Développement dans toutes les régions

 

Les essais se multiplient sur les légumes secs, avec depuis 2021 l’appui financier de Cap Protéines. © G. Riquet

En 2020, en France, 35 500 ha étaient consacrés à la production de lentilles, 30 000 ha aux pois secs, 5 000 ha aux haricots secs et 23 500 ha aux pois chiches. En bio, sur les 28 000 ha de légumes secs cultivés pour l’alimentation humaine, 66 % sont consacrés aux lentilles, 26 % aux pois chiches, 5 % aux haricots et 3 % aux autres légumes secs (pois cassés, pois de consommation, fèves, flageolets…). Et si la production est importante surtout sur le bassin méditerranéen et dans le Sud-ouest, des filières se développent aujourd’hui dans la majorité des régions.

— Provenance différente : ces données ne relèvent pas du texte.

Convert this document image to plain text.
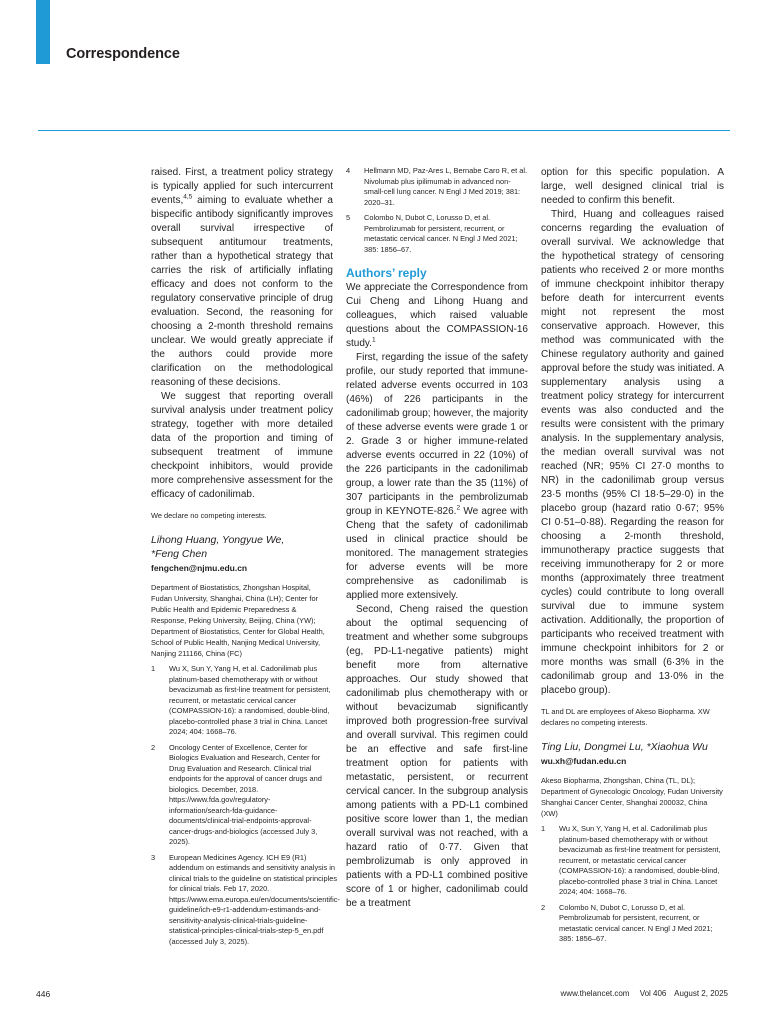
Correspondence

raised. First, a treatment policy strategy is typically applied for such intercurrent events,$^{4,5}$ aiming to evaluate whether a bispecific antibody significantly improves overall survival irrespective of subsequent antitumour treatments, rather than a hypothetical strategy that carries the risk of artificially inflating efficacy and does not conform to the regulatory conservative principle of drug evaluation. Second, the reasoning for choosing a 2-month threshold remains unclear. We would greatly appreciate if the authors could provide more clarification on the methodological reasoning of these decisions.

We suggest that reporting overall survival analysis under treatment policy strategy, together with more detailed data of the proportion and timing of subsequent treatment of immune checkpoint inhibitors, would provide more comprehensive assessment for the efficacy of cadonilimab.

We declare no competing interests.

Lihong Huang, Yongyue We,
*Feng Chen
fengchen@njmu.edu.cn

Department of Biostatistics, Zhongshan Hospital, Fudan University, Shanghai, China (LH); Center for Public Health and Epidemic Preparedness & Response, Peking University, Beijing, China (YW); Department of Biostatistics, Center for Global Health, School of Public Health, Nanjing Medical University, Nanjing 211166, China (FC)

1	Wu X, Sun Y, Yang H, et al. Cadonilimab plus platinum-based chemotherapy with or without bevacizumab as first-line treatment for persistent, recurrent, or metastatic cervical cancer (COMPASSION-16): a randomised, double-blind, placebo-controlled phase 3 trial in China. Lancet 2024; 404: 1668–76.
2	Oncology Center of Excellence, Center for Biologics Evaluation and Research, Center for Drug Evaluation and Research. Clinical trial endpoints for the approval of cancer drugs and biologics. December, 2018. https://www.fda.gov/regulatory-information/search-fda-guidance-documents/clinical-trial-endpoints-approval-cancer-drugs-and-biologics (accessed July 3, 2025).
3	European Medicines Agency. ICH E9 (R1) addendum on estimands and sensitivity analysis in clinical trials to the guideline on statistical principles for clinical trials. Feb 17, 2020. https://www.ema.europa.eu/en/documents/scientific-guideline/ich-e9-r1-addendum-estimands-and-sensitivity-analysis-clinical-trials-guideline-statistical-principles-clinical-trials-step-5_en.pdf (accessed July 3, 2025).
4	Hellmann MD, Paz-Ares L, Bernabe Caro R, et al. Nivolumab plus ipilimumab in advanced non-small-cell lung cancer. N Engl J Med 2019; 381: 2020–31.
5	Colombo N, Dubot C, Lorusso D, et al. Pembrolizumab for persistent, recurrent, or metastatic cervical cancer. N Engl J Med 2021; 385: 1856–67.
Authors’ reply

We appreciate the Correspondence from Cui Cheng and Lihong Huang and colleagues, which raised valuable questions about the COMPASSION-16 study.$^1$

First, regarding the issue of the safety profile, our study reported that immune-related adverse events occurred in 103 (46%) of 226 participants in the cadonilimab group; however, the majority of these adverse events were grade 1 or 2. Grade 3 or higher immune-related adverse events occurred in 22 (10%) of the 226 participants in the cadonilimab group, a lower rate than the 35 (11%) of 307 participants in the pembrolizumab group in KEYNOTE-826.$^2$ We agree with Cheng that the safety of cadonilimab used in clinical practice should be monitored. The management strategies for adverse events will be more comprehensive as cadonilimab is applied more extensively.

Second, Cheng raised the question about the optimal sequencing of treatment and whether some subgroups (eg, PD-L1-negative patients) might benefit more from alternative approaches. Our study showed that cadonilimab plus chemotherapy with or without bevacizumab significantly improved both progression-free survival and overall survival. This regimen could be an effective and safe first-line treatment option for patients with metastatic, persistent, or recurrent cervical cancer. In the subgroup analysis among patients with a PD-L1 combined positive score lower than 1, the median overall survival was not reached, with a hazard ratio of 0·77. Given that pembrolizumab is only approved in patients with a PD-L1 combined positive score of 1 or higher, cadonilimab could be a treatment

option for this specific population. A large, well designed clinical trial is needed to confirm this benefit.

Third, Huang and colleagues raised concerns regarding the evaluation of overall survival. We acknowledge that the hypothetical strategy of censoring patients who received 2 or more months of immune checkpoint inhibitor therapy before death for intercurrent events might not represent the most conservative approach. However, this method was communicated with the Chinese regulatory authority and gained approval before the study was initiated. A supplementary analysis using a treatment policy strategy for intercurrent events was also conducted and the results were consistent with the primary analysis. In the supplementary analysis, the median overall survival was not reached (NR; 95% CI 27·0 months to NR) in the cadonilimab group versus 23·5 months (95% CI 18·5–29·0) in the placebo group (hazard ratio 0·67; 95% CI 0·51–0·88). Regarding the reason for choosing a 2-month threshold, immunotherapy practice suggests that receiving immunotherapy for 2 or more months (approximately three treatment cycles) could contribute to long overall survival due to immune system activation. Additionally, the proportion of participants who received treatment with immune checkpoint inhibitors for 2 or more months was small (6·3% in the cadonilimab group and 13·0% in the placebo group).

TL and DL are employees of Akeso Biopharma. XW declares no competing interests.

Ting Liu, Dongmei Lu, *Xiaohua Wu
wu.xh@fudan.edu.cn

Akeso Biopharma, Zhongshan, China (TL, DL); Department of Gynecologic Oncology, Fudan University Shanghai Cancer Center, Shanghai 200032, China (XW)

1	Wu X, Sun Y, Yang H, et al. Cadonilimab plus platinum-based chemotherapy with or without bevacizumab as first-line treatment for persistent, recurrent, or metastatic cervical cancer (COMPASSION-16): a randomised, double-blind, placebo-controlled phase 3 trial in China. Lancet 2024; 404: 1668–76.
2	Colombo N, Dubot C, Lorusso D, et al. Pembrolizumab for persistent, recurrent, or metastatic cervical cancer. N Engl J Med 2021; 385: 1856–67.
446	www.thelancet.com Vol 406 August 2, 2025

En Vendée, où la production de haricots blancs pour la conserve, importante dans les années 1960, avait fortement diminué, concurrencée par l’importation, une filière s’est relancée autour de la Mogette de Vendée Label Rouge. La Cavac, qui a investi dans des équipements de tri, stockage, conditionnement, précuisson et surgélation, produit ainsi aujourd’hui 3 500 tonnes de haricots (1/3 en bio), 25 000 tonnes de lentilles (50 % en bio) et 1 000 tonnes de pois chiches (70 % en bio) et veut encore développer la production.